On convient que Napoléon n'aurait pas été possible sans la Révolution mais a contrario, la Révolution n'aurait pu se conclure sans Napoléon.

Cette Révolution, qui s'est produite au coeur de l'Europe, dans sa partie la plus riche et la plus cultivée, menaçait de déboucher sur un échec, un coup pour rien, après la Terreur et la chute de Robespierre.

Napoléon, sans idée préconçue, en se laissant guider par les événements et la nécessité, a stabilisé la Révolution en installant son pouvoir personnel, sous la forme du Consulat puis de l'Empire. Il a mené la Révolution à son terme jusqu'à épuisement.

Certains thuriféraires de l'empereur distinguent le Napoléon civil (franc germinal, Code civil, concordat...) du Napoléon conquérant. Cela n'est pas sérieux tant les deux sont indissociables au regard de l'Histoire, Napoléon ayant, par ses conquêtes, diffusé dans toute l'Europe l'héritage révolutionnaire.

– A quoi rime la légende napoléonienne ?

– Napoléon a fait rêver les Européens. Il a forgé l'imaginaire de ses contemporains, en bonne partie de façon volontaire (Bulletins de la Grande Armée, Mémorial de Sainte-Hélène). En retour, par un singulier jeu de miroirs, cet imaginaire a agi sur les Européens et orienté leurs actions.

En écrivant il y a 20 ans Le mythe du héros, j'ai découvert à quel point Napoléon avait été l'inspirateur du romantisme européen.

Dans une société en voie de sécularisation, où la religion n'était plus un guide privilégié, son destin a témoigné aux yeux des poètes romantiques de ce qu'il était possible à un mortel de conjuguer la réalisation de soi avec un échec.

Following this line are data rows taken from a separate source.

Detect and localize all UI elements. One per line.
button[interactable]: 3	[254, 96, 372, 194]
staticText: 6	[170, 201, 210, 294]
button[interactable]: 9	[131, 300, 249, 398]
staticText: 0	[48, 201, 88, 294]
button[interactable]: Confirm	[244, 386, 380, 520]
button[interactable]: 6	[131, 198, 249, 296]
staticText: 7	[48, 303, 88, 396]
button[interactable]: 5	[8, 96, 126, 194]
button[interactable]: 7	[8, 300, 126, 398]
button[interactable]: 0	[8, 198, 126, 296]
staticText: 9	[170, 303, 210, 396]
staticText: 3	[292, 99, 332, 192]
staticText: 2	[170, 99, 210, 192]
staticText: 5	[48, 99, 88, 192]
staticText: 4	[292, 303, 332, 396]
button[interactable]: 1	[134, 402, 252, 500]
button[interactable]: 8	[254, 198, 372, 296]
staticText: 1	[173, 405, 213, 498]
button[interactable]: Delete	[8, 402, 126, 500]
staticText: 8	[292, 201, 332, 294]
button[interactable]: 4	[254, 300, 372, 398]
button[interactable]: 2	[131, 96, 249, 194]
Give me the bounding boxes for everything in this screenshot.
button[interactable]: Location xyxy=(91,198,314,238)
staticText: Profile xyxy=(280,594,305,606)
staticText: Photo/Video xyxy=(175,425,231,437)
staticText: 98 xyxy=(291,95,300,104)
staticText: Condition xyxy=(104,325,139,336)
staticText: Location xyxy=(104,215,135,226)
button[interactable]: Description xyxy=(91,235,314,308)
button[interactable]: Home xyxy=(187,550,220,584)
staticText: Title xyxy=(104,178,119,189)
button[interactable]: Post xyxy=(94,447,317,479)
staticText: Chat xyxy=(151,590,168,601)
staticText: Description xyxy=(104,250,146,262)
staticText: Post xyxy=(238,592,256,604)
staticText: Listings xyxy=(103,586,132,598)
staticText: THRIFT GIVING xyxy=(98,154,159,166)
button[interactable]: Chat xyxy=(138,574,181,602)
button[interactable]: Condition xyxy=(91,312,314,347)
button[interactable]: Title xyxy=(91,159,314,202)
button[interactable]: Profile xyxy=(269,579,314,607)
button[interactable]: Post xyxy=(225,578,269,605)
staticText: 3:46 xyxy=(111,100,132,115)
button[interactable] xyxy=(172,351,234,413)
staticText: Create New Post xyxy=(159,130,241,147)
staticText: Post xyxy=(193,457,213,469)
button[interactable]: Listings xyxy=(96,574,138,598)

L'empereur, issu de la petite noblesse, a insufflé dans la bourgeoisie révolutionnaire un peu de l'esprit aristocratique d'Ancien Régime, y compris la fascination de la guerre. En récupérant grâce à lui d'anciens matériaux historiques (geste chevaleresque, fastes de cour, héroïsme guerrier...), elle s'est inventée une épopée et donné un destin.

La fascination de la guerre a perduré tout au long du XIXe siècle. Elle a convaincu les Européens de la légitimité de leur droit de conquête. Elle a finalement débouché sur les horreurs de la Grande Guerre.